The RelationalGraphExtractor step is a simple component: given the list of characters and the list of relations extracted for each sentence of the text, create a network. This is easy enough using networkx, so here's the entire Renard step:

class RelationalGraphExtractor(PipelineStep):
    def __init__(self, min_rel_occurrences: int = 1):
        self.min_rel_occurrences = min_rel_occurrences

    def __call__(
        self,
        characters: list[Character],
        sentence_relations: list[list[Relation]],
        **kwargs,
    ) -> dict[str, Any]:
        G = nx.Graph()
        for character in characters:
            G.add_node(character)

        edge_relations = defaultdict(dict)
        for relations in sentence_relations:
            for subj, rel, obj in relations:
                counter = edge_relations[(subj, obj)].get(rel, 0)
                edge_relations[(subj, obj)][rel] = counter + 1

        for (char1, char2), counter in edge_relations.items():
            relations = {
                rel
                for rel, count in counter.items()
                if count >= self.min_rel_occurrences
            }
            if len(relations) > 0:
                G.add_edge(char1, char2, relations=relations)

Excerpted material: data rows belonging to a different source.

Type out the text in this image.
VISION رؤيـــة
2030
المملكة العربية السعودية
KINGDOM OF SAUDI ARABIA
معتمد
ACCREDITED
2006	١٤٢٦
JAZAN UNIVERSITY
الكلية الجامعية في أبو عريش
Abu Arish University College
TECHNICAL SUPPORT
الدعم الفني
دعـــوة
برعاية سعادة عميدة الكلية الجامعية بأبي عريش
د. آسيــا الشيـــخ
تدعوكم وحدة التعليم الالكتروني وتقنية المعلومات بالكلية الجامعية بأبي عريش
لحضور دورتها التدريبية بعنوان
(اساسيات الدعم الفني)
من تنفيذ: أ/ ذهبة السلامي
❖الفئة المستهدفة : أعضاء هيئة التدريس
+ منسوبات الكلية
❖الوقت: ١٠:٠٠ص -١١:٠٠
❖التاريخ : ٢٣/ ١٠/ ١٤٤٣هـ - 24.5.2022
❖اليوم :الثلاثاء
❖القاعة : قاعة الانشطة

        return {"character_network": G}

    def supported_langs(self) -> Literal["any"]:
        return "any"

    def needs(self) -> set[str]:
        return {"characters", "sentence_relations"}

    def production(self) -> set[str]:
        return {"character_network"}

There is no support for dynamic networks yet, but since I located relations in each sentence, this is easily something I can add in the future.

The new steps in action

from renard.pipeline import Pipeline
from renard.pipeline.tokenization import NLTKTokenizer
from renard.pipeline.ner import BertNamedEntityRecognizer
from renard.pipeline.character_unification import GraphRulesCharacterUnifier
from renard.pipeline.relation_extraction import T5RelationExtractor
from renard.pipeline.graph_extraction import RelationalGraphExtractor
from renard.resources.novels import load_novel

pipeline = Pipeline(
    [
        NLTKTokenizer(),
        BertNamedEntityRecognizer(),
        GraphRulesCharacterUnifier(),
        T5RelationExtractor(),
        RelationalGraphExtractor(),
    ]
)

novel = load_novel("pride_and_prejudice")

out = pipeline(novel)

Mmh, that's a lot of import. Maybe someday I'll get to making something that looks less like some Java horror. At least, I added a new preconfigured pipeline for shorter code:

from renard.pipeline.preconfigured import relational_pipeline

pipeline = relational_pipeline()

novel = load_novel("pride_and_prejudice")

out = pipeline(novel)

What does that look like in practice?

import matplotlib.pyplot as plt
from renard.pipeline.preconfigured import relational_pipeline

pipeline = relational_pipeline(
    character_unifier_kwargs={"min_appearances": 10}
    relation_extractor_kwargs={"batch_size": 8},
    graph_extractor_kwargs={"min_rel_occurrences", 5}
)
novel = load_novel("pride_and_prejudice")
out = pipeline(novel)

out.plot_graph()
plt.show()

pp.png

Mmh. I don't remember a lot about Pride and Prejudice, but some of these seem dubious. Time to get back to work.

Future Work

Many things have to be improved. Surely I could tweak many parameters of the T5 training. I don't even know how good is the model! Also, more work is needed to support dynamic networks.

References

Christou, D. and Tsoumakas, G. (2025). Artificial Relationships in Fiction: A Dataset for Advancing NLP in Literary Domains.